Sounded like a rescue mission to me; my neighbor obviously saw it as pest eradication.
When I was a kid, bats came to our yard like clockwork every evening. We had a swimming pool and lots of trees, which meant we attracted a lot of mosquitoes and other great flying appetizers that bats crave. As the bats' choreographed hunt unfolded in the air, a keen eye could observe the iridescent threads of color in their wings. My favorite moment with the bats of my childhood was when one swooped toward me, hit my hand, and swooped away. It was the closest I'd gotten to a bat until about 13 years ago.
At the time, we had three cats. The eldest had been known to catch bats as gifts for my husband-to-be, but those years of agility were long past her. Any hunting prowess was left to the younger cats, whose idea of hunting went something like this:
1) Notice a scary thing (bug, mouse, bird, bat).
2) Run to a person and get their attention (mew, cry, paw at them, herd them).
3) Lead them to the scary thing (this may take a lot of running back and forth between the person and the scary thing to get the point across).
4) Laud it over the scary thing that it's about to become history.
One night, the younger cats initiated the hunting routine. Turns out a tiny baby bat was clinging to our decorative fireplace. So we sequestered the felines in a bedroom and my husband-to-be rigged a blanket tunnel and lighting system from the front of our apartment out to the open back door. The baby flew away, the cats checked to make sure it was "history," and our little world shifted back into place.

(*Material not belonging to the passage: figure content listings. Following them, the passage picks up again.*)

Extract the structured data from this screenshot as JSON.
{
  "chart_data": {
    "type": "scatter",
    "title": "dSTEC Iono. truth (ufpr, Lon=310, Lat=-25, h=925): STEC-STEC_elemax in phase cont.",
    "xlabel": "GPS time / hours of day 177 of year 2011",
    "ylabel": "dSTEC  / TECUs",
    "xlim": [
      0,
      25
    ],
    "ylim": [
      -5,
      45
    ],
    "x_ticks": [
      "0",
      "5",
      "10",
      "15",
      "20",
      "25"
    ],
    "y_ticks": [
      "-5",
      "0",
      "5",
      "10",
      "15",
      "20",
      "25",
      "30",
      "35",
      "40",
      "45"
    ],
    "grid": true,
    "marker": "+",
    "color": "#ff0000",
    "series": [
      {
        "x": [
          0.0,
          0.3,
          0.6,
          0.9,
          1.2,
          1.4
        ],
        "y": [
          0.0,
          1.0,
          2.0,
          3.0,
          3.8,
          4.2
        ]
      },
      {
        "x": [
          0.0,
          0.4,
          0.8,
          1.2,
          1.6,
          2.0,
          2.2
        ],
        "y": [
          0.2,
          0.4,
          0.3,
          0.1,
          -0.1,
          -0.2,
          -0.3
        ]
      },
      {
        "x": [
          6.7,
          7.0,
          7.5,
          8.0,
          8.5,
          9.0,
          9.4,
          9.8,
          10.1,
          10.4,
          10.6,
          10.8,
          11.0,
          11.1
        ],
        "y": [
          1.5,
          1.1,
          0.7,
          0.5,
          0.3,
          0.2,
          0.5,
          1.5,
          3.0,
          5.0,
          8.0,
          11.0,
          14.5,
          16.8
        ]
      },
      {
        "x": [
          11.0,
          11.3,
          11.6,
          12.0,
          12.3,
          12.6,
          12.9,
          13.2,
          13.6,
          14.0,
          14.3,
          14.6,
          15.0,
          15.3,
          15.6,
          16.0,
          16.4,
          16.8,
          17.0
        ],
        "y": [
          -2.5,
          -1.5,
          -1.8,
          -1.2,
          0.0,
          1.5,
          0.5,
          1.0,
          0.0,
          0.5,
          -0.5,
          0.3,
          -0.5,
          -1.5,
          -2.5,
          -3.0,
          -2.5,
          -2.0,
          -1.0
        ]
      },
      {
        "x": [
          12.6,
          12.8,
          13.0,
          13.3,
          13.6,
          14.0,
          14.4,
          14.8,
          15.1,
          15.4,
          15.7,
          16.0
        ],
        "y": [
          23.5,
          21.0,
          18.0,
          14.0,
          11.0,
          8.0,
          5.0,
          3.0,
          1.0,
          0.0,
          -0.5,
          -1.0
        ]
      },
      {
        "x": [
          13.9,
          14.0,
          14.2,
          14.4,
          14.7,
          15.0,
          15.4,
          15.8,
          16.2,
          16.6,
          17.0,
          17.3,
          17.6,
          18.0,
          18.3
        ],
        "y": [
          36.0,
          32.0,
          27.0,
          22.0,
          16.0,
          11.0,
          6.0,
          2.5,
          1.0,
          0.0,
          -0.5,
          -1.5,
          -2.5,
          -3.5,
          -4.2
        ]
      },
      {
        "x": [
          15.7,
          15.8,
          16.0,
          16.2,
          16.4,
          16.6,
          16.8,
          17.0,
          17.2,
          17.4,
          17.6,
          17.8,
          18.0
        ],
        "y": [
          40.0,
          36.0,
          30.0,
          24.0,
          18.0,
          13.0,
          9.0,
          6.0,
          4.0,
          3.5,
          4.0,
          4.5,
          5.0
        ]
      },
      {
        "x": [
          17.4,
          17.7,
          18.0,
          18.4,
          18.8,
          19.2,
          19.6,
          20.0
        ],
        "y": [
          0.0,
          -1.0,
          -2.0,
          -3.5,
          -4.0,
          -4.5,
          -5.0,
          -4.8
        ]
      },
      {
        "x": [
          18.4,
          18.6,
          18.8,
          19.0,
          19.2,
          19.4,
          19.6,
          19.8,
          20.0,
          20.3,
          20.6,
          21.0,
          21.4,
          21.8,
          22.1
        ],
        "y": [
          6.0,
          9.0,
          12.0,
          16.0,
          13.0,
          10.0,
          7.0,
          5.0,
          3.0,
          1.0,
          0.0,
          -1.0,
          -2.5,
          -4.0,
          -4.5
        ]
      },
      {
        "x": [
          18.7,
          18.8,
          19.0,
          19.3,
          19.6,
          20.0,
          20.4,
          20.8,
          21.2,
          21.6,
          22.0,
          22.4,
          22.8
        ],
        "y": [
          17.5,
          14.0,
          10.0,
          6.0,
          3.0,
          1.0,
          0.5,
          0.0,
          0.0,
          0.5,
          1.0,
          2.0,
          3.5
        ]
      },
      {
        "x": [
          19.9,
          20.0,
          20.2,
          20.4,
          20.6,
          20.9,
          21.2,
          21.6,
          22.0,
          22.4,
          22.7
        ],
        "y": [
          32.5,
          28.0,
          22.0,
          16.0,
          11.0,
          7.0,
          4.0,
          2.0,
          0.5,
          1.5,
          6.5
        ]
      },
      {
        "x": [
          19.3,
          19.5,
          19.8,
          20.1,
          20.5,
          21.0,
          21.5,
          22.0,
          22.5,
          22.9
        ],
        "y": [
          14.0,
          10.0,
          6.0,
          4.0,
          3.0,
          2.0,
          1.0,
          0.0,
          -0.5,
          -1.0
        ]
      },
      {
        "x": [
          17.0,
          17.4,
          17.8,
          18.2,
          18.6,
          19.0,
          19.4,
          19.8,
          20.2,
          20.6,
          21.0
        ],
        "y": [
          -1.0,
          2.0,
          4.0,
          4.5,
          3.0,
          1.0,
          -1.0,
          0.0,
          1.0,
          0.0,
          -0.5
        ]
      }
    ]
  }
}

Yesterday's operation promised to be simpler. The bat was already outside. We just needed to encourage it to rest elsewhere.
Of course, I've met with enough of life's challenges to know that nothing is ever simple. At least, I SHOULD have known.
I tried to get the bat to hop onto my broom. (I know: Halloween symbolism everywhere.) Nothing doing. Then I tapped the screen with the broom, hoping to rouse him (or her—I've no idea). I did, but not to budge; only to hiss.
Then my husband joined me. He handled the broom duties while I held the door open. After much nudging and coaxing on our part, and hissing, chattering, buzzing, and clucking on the bat's part, it fell to the ground—on its back. Every time my husband righted it, it did a backward somersault and flopped onto its back, wings spread wide, and its tiny mouth opening and closing like a baby bird waiting for chow. I wanted to cry.
I went back into our apartment to find a box. My husband slid the bat inside and then we disagreed about where to put it.
Our neighbor asked, "You're going to put it in the Dumpster, aren't you?"
"No," I cried. "I'm not sure where we'll put him, but it most assuredly won't be in the trash."
I wanted to take the bat to the park, but my husband worried that the bat could meet some unknown trauma there. So the box was placed in our gangway, with an opening for the bat to escape once it recovered.
And it did. Happy ending.
Our neighbor is moving out of the building after living here for some 20 years. She bought a house because "living here isn't the same now that Mr. Sandin is gone."
She's right. Our previous landlord lived in the building, too, and made it clear that we were like family to him. A bad heart took him early from the Earth and our sense of community has never recovered.
But it occurred to me this morning that as Mr. Sandin's birthday approaches (Halloween), and as my neighbor prepares to move, perhaps our little winged visitor was Mr. Sandin incarnate—reminding us to keep his memory alive wherever life leads us from here.
It's the story I'm sticking with. But don't worry, Mr. Sandin. As much as I enjoyed yesterday's bat escapade, I don't need a reminder to think about you. You're always in my heart.